Interestingly, there is no current federal law allowing the use of medical marijuana, and the federal government has in the past tried to prevent medical marijuana use in states that have legalized it. This is because marijuana is still a Schedule I controlled substance, which is unlawful under the Federal Controlled Substances Act. However, the Obama administration very recently officially reversed the federal government’s position on medical marijuana and the U.S. Attorney General has ordered law enforcement not to arrest or charge any users or suppliers who comply with state medical marijuana laws.

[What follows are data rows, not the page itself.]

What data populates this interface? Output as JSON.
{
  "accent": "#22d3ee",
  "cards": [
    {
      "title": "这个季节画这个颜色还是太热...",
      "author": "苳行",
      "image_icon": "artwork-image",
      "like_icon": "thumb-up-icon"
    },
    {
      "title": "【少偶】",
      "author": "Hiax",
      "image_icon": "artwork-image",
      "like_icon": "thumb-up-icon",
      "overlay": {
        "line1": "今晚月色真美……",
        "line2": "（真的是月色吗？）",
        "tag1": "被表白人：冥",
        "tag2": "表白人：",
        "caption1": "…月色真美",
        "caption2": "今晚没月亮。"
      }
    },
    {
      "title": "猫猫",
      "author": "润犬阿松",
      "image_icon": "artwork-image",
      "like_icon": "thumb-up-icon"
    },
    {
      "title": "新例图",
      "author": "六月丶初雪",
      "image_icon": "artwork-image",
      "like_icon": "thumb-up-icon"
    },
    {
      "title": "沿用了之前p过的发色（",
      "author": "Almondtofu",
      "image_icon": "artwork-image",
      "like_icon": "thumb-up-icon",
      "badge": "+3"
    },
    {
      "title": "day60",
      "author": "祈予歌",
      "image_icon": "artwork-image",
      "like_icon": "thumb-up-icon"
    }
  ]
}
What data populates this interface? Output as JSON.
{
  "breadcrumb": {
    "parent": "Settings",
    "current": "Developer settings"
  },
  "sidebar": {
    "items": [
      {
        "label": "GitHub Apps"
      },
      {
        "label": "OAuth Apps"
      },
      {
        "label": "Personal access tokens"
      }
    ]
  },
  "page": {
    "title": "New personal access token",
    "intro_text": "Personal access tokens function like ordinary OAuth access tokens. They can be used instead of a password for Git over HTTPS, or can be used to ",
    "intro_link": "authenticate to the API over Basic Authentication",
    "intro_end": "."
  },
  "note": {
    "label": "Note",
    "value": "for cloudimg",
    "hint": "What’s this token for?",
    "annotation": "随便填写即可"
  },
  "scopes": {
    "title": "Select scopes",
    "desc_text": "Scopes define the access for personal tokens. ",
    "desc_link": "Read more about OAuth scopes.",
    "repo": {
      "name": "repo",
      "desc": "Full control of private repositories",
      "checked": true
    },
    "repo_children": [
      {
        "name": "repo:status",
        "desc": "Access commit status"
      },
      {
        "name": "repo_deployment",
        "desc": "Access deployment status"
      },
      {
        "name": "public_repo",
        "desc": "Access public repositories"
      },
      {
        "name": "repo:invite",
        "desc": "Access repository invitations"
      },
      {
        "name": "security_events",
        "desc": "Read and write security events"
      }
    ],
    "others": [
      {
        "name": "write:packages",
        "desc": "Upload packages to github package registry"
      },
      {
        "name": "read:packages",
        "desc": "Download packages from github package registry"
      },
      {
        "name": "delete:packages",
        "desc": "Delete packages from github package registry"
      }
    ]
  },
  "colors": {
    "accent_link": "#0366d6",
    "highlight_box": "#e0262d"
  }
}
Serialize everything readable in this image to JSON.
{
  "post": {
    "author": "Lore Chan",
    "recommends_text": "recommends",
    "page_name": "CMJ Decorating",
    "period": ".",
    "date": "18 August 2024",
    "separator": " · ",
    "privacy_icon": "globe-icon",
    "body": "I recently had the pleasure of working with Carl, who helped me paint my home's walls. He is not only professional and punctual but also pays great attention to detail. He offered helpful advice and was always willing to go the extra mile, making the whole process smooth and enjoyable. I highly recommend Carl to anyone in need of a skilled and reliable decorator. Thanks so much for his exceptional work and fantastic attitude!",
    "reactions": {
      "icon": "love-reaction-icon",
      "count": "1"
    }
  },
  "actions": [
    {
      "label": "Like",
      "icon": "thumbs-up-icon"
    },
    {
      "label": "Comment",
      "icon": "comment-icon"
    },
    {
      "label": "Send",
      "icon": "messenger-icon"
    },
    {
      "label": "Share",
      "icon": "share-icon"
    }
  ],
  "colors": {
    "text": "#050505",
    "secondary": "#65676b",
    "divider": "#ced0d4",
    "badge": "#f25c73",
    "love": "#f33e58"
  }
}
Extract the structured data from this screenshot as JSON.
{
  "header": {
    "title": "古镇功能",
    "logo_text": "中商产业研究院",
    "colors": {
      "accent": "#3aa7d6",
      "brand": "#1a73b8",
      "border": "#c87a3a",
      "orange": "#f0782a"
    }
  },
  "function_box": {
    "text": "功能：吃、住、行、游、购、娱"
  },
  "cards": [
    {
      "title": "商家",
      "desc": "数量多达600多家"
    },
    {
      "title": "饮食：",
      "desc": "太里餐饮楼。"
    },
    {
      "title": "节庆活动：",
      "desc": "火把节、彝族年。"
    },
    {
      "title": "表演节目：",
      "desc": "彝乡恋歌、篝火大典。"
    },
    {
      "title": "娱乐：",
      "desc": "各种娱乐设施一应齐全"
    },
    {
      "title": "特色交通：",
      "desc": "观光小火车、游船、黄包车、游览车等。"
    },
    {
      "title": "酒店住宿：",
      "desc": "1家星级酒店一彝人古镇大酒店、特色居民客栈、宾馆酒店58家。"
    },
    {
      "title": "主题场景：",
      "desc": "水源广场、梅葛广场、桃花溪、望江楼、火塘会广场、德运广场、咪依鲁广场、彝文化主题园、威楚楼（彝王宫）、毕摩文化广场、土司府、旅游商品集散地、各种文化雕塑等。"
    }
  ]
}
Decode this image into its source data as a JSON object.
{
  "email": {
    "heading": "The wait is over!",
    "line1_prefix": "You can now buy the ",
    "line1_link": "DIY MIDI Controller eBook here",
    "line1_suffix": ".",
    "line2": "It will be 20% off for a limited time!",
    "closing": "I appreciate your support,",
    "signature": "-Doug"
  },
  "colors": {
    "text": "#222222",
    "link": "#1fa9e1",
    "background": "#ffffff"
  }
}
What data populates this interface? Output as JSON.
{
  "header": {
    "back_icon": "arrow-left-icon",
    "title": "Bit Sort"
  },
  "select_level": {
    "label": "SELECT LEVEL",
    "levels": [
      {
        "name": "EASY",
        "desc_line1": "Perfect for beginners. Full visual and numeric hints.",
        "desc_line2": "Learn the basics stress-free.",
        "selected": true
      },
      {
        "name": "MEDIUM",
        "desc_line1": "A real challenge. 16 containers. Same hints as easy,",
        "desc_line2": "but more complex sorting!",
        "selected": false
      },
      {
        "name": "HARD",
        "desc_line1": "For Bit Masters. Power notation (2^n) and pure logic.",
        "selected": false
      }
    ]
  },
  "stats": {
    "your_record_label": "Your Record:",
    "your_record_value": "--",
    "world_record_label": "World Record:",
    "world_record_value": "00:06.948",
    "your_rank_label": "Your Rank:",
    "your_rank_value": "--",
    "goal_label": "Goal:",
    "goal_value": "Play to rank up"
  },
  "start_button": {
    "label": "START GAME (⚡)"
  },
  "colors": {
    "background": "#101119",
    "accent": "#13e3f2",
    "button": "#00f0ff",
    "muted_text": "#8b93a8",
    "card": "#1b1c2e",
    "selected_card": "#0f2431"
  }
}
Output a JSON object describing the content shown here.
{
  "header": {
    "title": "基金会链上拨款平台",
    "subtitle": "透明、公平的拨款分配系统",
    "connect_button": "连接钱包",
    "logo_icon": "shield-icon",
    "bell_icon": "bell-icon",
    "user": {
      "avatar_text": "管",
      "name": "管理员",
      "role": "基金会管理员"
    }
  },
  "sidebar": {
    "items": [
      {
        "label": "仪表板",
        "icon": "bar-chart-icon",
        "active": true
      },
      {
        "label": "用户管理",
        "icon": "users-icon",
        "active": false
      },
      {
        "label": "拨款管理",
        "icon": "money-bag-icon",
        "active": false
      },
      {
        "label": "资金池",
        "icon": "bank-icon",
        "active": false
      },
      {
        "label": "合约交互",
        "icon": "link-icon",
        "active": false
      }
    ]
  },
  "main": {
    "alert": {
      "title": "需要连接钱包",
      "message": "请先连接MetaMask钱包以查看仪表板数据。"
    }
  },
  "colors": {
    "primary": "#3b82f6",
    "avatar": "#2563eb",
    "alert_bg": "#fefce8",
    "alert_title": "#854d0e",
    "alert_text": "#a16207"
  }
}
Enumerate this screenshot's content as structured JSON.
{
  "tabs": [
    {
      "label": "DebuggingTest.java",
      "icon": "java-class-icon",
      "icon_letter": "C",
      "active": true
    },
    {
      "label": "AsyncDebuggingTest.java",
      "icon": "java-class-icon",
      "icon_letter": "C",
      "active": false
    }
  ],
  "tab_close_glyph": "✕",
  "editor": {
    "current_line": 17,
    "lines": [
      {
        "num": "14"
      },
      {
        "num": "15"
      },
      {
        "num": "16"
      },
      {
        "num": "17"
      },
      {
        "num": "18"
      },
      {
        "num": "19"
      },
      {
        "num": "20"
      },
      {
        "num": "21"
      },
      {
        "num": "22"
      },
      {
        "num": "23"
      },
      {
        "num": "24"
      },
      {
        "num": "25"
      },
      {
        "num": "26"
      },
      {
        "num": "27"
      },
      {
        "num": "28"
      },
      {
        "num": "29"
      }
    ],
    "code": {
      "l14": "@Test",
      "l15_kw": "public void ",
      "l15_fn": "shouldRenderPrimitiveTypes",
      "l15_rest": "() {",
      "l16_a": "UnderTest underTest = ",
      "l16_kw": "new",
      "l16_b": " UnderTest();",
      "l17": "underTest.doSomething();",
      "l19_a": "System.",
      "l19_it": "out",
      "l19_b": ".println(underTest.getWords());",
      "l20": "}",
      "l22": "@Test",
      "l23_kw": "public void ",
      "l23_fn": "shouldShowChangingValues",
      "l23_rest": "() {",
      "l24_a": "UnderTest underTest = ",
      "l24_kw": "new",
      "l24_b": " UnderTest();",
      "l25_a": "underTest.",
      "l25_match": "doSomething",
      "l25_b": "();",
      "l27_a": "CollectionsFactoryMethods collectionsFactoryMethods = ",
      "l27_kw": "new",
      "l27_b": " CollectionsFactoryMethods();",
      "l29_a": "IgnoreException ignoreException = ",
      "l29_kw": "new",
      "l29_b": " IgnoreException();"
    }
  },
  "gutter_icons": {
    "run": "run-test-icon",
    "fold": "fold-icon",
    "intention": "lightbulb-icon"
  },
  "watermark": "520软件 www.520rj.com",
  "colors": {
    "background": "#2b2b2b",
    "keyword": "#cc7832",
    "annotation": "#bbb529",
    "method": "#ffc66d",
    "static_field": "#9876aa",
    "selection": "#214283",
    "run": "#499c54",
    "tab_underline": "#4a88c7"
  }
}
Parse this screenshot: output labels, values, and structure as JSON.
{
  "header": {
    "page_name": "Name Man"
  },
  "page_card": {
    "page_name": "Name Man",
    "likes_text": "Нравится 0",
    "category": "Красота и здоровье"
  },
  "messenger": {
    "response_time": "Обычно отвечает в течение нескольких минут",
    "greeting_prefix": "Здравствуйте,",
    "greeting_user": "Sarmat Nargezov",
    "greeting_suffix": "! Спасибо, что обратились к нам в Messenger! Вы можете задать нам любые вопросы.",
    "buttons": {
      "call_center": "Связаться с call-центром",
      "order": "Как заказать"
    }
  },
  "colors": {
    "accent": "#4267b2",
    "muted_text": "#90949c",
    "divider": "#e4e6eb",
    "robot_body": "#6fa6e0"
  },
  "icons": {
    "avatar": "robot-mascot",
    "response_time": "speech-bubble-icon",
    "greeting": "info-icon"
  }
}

With all of these developments, it is only a matter of time before medical marijuana issues arise in the workplace, and there may be troublesome gray areas for employers. For example, there is no requirement under the federal Americans with Disabilities Act that employers accommodate a disabled employee’s medical marijuana use, because marijuana is considered illegal under federal law. State laws on this issue vary. For example, Arizona state law requires employers to accommodate the use of medical marijuana in the workplace, California and Michigan do not, and Maine law actually prohibits the possession or use of marijuana in any workplace.
However, even in states where medical marijuana is allowed, there may be legal restrictions on its use at work. For example, Michigan’s medical marijuana law prohibits an individual from (1) undertaking any task under the influence of marijuana, when doing so would constitute negligence or professional malpractice; (2) smoking marijuana in any public place; or (3) operating any motor vehicle while under the influence of marijuana, among other prohibitions.
A second area of concern is whether employers are required to accommodate an employee’s use of medical marijuana outside of work. For example, Michigan law simply does not address whether an employer is required to accommodate an employee’s use of medical marijuana that occurs outside the workplace, when for example, he/she does not pass a work-related drug test. Neither does Michigan law protect an employee who reports to work under the influence of medical marijuana.
A number of states with medical marijuana laws have affirmed the termination of an employee for failing a work-related and consistently enforced drug testing policy due to medical marijuana use. Of course, whether an employee is under the influence is a very fact specific determination and should be treated with the utmost sensitivity, including consultation with legal counsel. Also, the fact that an employee participates in the medical marijuana program is confidential information, and should be protected in the same way as any other employee medical information.
This is a sensitive and developing area of the law. Employers should consult with knowledgeable legal counsel about adopting appropriate policies and procedures that address these issues. Existing policies should also be reviewed by legal counsel in light of the very serious issues that can arise as a result of these legal developments.